日本ペンクラブ会長、公貸権導入に慎重か?
日本図書館協会と日本ペンクラブ両団体が公貸権を推進する共同声明を内密に検討していることについて、ペンクラブの理事会でペンクラブ会長の井上ひさし氏が「慎重であらねばと思う」と苦言を呈されたそうです。(Copy & Copyright Diary@JUGEM 2004.5.20付け記事より) 井上氏は遅筆堂文庫(山形県川西町)の開設、運営に関わるなど、作家の方の中でも図書館には縁の深い方なのでそのような発言に至ったのかもしれません。井上氏と図書館との関わりについては『本の運命』(井上ひさし著. 文藝春秋, 1997.4)に詳しく述べられています。
大学の卒業研究の関係で井上氏の業績について少し調べたことがありましたが、テレビの構成作家、児童文学、演劇、小説、社会評論から、果てはゴシップの主役まで相当に幅広い分野での活動や発言を繰り広げられていることに非常にわくわくしながら調査を進めたのを覚えています。特にコメの輸入問題に関する政府批判など実に楽しいものがありました。

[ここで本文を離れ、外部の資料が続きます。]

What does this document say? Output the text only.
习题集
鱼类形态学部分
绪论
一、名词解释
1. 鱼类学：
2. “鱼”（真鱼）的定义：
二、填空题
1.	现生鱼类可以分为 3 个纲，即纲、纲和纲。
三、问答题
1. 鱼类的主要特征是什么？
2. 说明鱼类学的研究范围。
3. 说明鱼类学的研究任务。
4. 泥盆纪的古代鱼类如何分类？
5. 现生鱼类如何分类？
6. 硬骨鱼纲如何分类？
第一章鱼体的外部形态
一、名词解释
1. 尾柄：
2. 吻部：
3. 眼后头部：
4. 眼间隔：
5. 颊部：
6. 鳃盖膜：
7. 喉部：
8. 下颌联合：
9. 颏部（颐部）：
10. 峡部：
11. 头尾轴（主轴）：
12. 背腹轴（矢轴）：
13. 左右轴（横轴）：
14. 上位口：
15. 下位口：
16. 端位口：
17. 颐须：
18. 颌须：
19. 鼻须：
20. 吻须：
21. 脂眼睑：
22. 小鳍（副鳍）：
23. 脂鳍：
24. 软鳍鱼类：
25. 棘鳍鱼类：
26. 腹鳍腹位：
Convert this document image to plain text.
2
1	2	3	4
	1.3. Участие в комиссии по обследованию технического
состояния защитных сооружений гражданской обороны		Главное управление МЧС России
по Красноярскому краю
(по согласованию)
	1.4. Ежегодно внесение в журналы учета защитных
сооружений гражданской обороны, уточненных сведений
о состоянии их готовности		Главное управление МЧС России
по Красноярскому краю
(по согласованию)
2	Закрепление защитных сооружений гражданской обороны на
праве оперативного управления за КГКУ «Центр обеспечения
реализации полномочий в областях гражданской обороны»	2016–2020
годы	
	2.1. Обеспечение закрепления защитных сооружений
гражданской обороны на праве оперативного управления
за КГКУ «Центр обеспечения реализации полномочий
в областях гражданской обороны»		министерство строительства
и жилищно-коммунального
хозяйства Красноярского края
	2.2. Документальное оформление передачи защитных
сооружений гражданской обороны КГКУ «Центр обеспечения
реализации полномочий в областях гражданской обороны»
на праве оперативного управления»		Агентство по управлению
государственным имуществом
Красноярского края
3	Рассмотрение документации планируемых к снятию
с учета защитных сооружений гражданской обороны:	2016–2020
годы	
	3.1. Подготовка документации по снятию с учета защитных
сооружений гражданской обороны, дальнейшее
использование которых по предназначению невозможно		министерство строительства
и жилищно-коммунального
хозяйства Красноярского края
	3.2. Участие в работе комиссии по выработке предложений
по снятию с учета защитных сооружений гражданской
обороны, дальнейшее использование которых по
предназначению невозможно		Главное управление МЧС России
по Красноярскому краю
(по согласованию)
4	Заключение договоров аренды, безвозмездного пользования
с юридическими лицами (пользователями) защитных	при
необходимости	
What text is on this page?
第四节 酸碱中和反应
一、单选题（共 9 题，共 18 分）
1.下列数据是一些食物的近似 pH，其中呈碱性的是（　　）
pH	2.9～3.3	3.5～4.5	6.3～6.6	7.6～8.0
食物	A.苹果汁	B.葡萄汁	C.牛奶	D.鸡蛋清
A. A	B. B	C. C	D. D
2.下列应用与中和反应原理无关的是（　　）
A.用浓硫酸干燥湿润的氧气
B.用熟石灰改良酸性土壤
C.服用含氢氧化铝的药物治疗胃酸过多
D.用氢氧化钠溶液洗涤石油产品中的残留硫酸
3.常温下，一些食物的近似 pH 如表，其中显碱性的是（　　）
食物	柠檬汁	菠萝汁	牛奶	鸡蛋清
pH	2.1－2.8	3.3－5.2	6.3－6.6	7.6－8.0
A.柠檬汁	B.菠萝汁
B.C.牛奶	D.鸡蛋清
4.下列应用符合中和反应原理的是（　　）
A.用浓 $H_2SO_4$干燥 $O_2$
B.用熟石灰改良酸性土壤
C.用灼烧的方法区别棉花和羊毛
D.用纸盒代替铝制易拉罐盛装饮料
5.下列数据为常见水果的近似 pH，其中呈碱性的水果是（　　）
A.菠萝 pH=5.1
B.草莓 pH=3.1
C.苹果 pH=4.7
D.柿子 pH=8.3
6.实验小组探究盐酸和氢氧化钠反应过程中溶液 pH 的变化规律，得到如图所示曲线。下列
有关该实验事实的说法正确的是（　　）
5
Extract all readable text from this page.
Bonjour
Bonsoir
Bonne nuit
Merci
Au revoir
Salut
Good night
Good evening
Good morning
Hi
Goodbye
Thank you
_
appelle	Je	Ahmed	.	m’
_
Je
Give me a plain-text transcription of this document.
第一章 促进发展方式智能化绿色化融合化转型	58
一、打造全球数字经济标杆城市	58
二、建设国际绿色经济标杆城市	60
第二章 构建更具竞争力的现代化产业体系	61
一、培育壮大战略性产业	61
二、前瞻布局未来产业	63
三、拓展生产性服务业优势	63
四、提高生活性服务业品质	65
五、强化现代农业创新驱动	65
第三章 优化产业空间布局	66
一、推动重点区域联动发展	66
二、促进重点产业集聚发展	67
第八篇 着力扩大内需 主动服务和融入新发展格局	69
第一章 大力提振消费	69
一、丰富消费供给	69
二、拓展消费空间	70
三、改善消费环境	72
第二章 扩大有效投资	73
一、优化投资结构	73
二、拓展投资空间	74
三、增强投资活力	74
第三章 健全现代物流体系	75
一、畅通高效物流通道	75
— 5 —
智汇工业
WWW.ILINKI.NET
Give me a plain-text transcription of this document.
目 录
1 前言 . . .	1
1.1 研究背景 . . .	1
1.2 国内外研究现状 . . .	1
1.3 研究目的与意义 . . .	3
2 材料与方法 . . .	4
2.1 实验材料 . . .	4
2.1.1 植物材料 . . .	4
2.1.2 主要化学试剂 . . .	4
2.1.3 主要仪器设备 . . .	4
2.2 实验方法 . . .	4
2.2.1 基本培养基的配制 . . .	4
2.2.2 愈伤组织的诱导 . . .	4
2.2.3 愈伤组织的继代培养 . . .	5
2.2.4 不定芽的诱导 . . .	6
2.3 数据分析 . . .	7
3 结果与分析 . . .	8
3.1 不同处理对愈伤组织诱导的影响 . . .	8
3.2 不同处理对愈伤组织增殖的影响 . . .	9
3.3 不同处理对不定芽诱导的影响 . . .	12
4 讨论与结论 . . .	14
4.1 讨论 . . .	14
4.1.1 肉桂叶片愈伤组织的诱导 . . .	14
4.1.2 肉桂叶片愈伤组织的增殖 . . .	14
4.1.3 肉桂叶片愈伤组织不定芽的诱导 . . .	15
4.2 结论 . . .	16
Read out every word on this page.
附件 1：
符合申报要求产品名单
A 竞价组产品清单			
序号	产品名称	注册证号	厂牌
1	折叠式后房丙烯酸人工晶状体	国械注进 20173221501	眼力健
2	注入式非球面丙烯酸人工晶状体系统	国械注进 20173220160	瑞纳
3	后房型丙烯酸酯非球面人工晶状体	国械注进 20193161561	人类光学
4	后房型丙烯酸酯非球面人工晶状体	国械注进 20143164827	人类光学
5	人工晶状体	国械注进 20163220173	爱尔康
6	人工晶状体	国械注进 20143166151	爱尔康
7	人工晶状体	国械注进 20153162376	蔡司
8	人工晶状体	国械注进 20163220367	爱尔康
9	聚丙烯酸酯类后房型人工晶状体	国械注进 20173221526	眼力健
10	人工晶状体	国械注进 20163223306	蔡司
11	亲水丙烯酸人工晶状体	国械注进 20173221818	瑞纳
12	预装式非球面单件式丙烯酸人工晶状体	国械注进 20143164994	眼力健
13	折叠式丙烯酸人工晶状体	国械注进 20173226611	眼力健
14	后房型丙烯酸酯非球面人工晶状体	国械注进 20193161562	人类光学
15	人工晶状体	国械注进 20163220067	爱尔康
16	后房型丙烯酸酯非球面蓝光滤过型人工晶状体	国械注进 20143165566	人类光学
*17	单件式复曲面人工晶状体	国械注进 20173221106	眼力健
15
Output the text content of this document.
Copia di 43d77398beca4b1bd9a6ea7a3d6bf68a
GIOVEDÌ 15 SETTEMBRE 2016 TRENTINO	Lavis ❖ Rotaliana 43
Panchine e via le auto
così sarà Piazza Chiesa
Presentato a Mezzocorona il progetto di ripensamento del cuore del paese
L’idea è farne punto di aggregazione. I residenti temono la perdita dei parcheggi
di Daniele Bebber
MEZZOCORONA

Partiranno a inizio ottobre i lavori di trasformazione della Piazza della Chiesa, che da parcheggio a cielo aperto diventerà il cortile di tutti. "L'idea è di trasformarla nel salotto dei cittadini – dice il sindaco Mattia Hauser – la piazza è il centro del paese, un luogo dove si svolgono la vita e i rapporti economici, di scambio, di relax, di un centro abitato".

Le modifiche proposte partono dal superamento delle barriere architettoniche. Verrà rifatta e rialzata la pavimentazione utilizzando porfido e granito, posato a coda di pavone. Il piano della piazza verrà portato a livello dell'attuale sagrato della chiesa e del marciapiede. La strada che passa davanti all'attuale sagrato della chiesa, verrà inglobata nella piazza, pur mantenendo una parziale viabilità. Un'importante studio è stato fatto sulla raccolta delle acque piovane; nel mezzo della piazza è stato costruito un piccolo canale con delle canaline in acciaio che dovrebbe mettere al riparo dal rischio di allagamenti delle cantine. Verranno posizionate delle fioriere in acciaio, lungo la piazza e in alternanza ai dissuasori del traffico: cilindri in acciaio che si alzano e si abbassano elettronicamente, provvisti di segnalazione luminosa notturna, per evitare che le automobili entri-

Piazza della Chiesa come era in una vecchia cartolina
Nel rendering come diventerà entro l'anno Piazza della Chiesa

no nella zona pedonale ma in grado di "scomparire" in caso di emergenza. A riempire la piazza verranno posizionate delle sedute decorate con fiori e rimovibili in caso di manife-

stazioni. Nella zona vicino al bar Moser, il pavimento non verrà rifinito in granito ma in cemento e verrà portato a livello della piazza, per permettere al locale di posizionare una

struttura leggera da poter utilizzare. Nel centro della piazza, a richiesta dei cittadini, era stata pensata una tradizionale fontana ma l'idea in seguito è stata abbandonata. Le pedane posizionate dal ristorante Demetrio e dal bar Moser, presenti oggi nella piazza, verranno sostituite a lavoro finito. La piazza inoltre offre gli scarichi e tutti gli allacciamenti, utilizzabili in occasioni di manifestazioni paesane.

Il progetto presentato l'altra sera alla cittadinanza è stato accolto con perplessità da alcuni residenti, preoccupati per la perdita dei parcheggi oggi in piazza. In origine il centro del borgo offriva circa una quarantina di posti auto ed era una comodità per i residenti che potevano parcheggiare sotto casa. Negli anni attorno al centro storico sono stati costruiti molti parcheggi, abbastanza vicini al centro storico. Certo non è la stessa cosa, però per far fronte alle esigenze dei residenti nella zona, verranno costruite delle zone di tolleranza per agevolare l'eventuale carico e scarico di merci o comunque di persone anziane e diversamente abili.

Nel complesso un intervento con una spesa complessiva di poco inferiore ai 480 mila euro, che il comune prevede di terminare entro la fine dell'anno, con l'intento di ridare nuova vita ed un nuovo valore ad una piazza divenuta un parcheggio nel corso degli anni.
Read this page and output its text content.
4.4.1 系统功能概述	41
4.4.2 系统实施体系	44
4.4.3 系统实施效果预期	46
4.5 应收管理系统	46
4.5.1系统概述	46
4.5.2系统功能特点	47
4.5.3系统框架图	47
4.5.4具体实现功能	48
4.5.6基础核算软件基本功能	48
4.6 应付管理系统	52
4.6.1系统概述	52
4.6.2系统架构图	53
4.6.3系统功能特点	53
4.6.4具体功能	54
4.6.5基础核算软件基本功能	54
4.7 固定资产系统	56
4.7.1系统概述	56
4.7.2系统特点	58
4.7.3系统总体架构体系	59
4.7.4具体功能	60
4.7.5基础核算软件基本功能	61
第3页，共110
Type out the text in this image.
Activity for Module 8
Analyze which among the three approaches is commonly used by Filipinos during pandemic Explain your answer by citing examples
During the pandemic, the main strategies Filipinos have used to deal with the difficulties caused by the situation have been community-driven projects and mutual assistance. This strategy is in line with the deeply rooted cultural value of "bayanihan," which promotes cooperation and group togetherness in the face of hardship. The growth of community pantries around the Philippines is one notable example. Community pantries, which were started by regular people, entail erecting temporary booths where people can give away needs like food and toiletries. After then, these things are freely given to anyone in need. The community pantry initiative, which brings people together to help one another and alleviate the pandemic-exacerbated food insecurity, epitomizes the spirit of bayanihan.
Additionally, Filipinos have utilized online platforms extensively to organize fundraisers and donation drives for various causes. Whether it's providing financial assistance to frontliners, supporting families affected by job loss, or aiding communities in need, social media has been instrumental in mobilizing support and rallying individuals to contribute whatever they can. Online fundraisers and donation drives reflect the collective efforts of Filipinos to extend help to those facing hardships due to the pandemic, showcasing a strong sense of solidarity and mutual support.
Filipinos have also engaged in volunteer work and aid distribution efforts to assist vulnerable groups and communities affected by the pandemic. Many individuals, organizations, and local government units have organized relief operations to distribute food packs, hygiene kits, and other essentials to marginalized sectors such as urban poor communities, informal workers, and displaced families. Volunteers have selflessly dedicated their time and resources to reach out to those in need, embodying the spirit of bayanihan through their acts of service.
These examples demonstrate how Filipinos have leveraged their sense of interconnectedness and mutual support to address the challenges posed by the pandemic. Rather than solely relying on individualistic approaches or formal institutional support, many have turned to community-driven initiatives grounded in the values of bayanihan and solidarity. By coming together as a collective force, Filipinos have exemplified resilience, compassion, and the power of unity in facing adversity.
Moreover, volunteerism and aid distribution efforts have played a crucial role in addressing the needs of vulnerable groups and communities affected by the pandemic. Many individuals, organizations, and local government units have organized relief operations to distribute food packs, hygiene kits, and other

今はまぎれもなく大家のお一人であり、立場上発言なども限られてしまう面があるのかもしれません。しかし今回の発言を知って、氏の本質には揺るぎがないことを確信しました。ペンクラブの幹部の中でどれくらい賛同する方がいるかは不明ですが、図書館に関わる者としては公貸権導入推進の急速な動きに少しでも歯止めがかかってくれればと願っています。